Mavic CXR60 Clincher

The draw: Synergy between wheel and tire


Designing the CXR60 clincher as a wheel-and-tire system creates two unique attributes. First, the combined alloy/carbon rim with Mavic’s own Exalith braking track offers great stopping power and all-weather predictability. Second, Mavic’s creative CX01 Blade system fills the space between the rim and the tire, thus creating an uninterrupted tire-and-rim profile that has proven to be very fast in aero testing. Adding Mavic’s typical quality and attention to detail make the CXR60 Clincher a great training or race wheel for a wide variety of riders.

Enve SES 8.9 tubular

The draw: Fast and responsive


A proven wind tunnel standout that is light enough for even the hilliest triathlon courses, the Enve SES 8.9 tubular is one of the fastest wheelsets available. The rims employ a wide U-shaped profile to help create excellent aerodynamic performance across a range of wind conditions, while creating the feeling of confidence in strong side winds. Available with a variety of durable hubs, the Enve SES 8.9 is a fast and versatile wheelset for riders of average weight looking for extra speed without sacrificing ride quality.

Xentis Squad 7.5 Clincher

The draw: Standout look and stiffness

If you’re tired of upgrading your bike only to find half your transition rack is sporting the same piece of gear, these wheels from Xentis are sure to make your bike stand out. The brand is new in the U.S., but has a long history with German triathletes. Braking feels unique. Stopping begins gradually and ramps up quickly while applying moderate pressure without having the tendency to lock up. Clydesdales take notice: They are quite robust and capable of withstanding the loads of larger riders.

Reynolds 72 Aero

The draw: Unique aero story


Fat rims are in, but Reynolds has a different answer. Like many other top wheels, the outer diameter of the Aero 72 is very broad; the inner edge is unique, however. It’s pointy, almost sharp, and Reynolds claims this design difference reduces drag. Control in crosswinds is acceptable although not excellent, and braking feels reliable in dry conditions. When sprinting, these wheels come to life. They kick forward without hesitation.

Hed Ardennes Plus SL

The draw: Exhilarating ride

While this wheel looks similar to most training wheels, it feels remarkably different on the road.
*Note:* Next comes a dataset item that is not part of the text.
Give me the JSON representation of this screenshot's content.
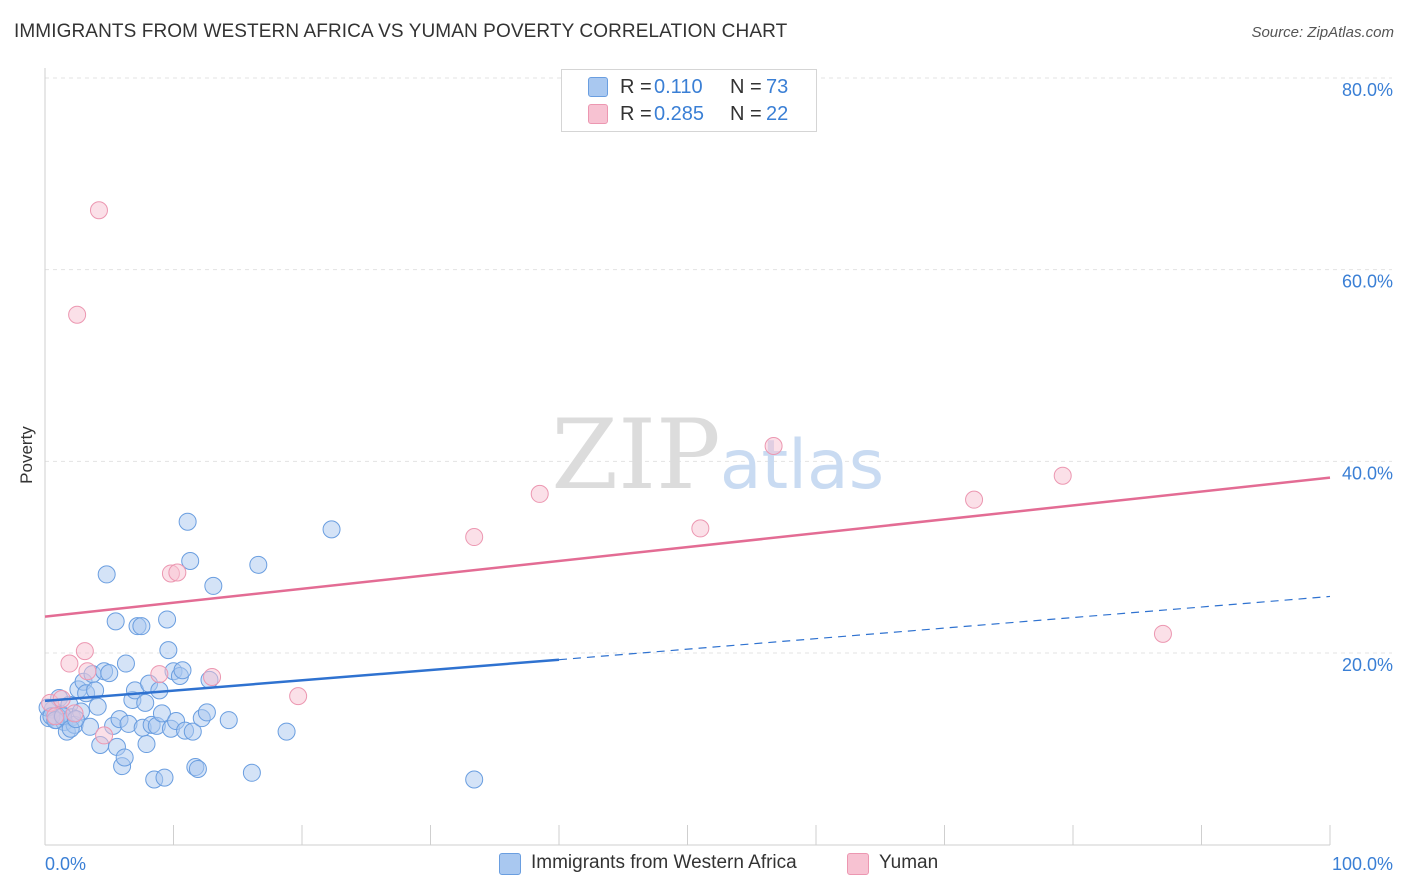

Broad rims do more than direct air around the rim. Spreading the tire apart creates a larger pillow of air to absorb and deflect road vibration. With a moderately wide 25C tire, the Ardennes Plus SL seems to float over the pavement, muting any roughness in the road. Cornering performance also benefits. These wheels build a rider’s confidence as they go deeper into a turn, knowing the rubber is positioned just right to aggressively jam through a bend.

Easton EA90 SLX

The draw: Toughness; responsive feel


Does your definition of a successful ride include something other than a new personal record? To make your bike more fun to ride, no upgrade is better than a light, shallow pair of aluminum wheels. Reducing aero drag doesn’t make a bike feel more responsive, but these wheels do. Sprint and they respond. You can charge through corners knowing the aluminum brake track is equipped to burn speed off in a hurry. And these wheels are equipped for tubeless tires without a conversion kit, allowing for smoother, puncture-free rides. Robust hubs and other components help you forget about the wheels and focus on riding.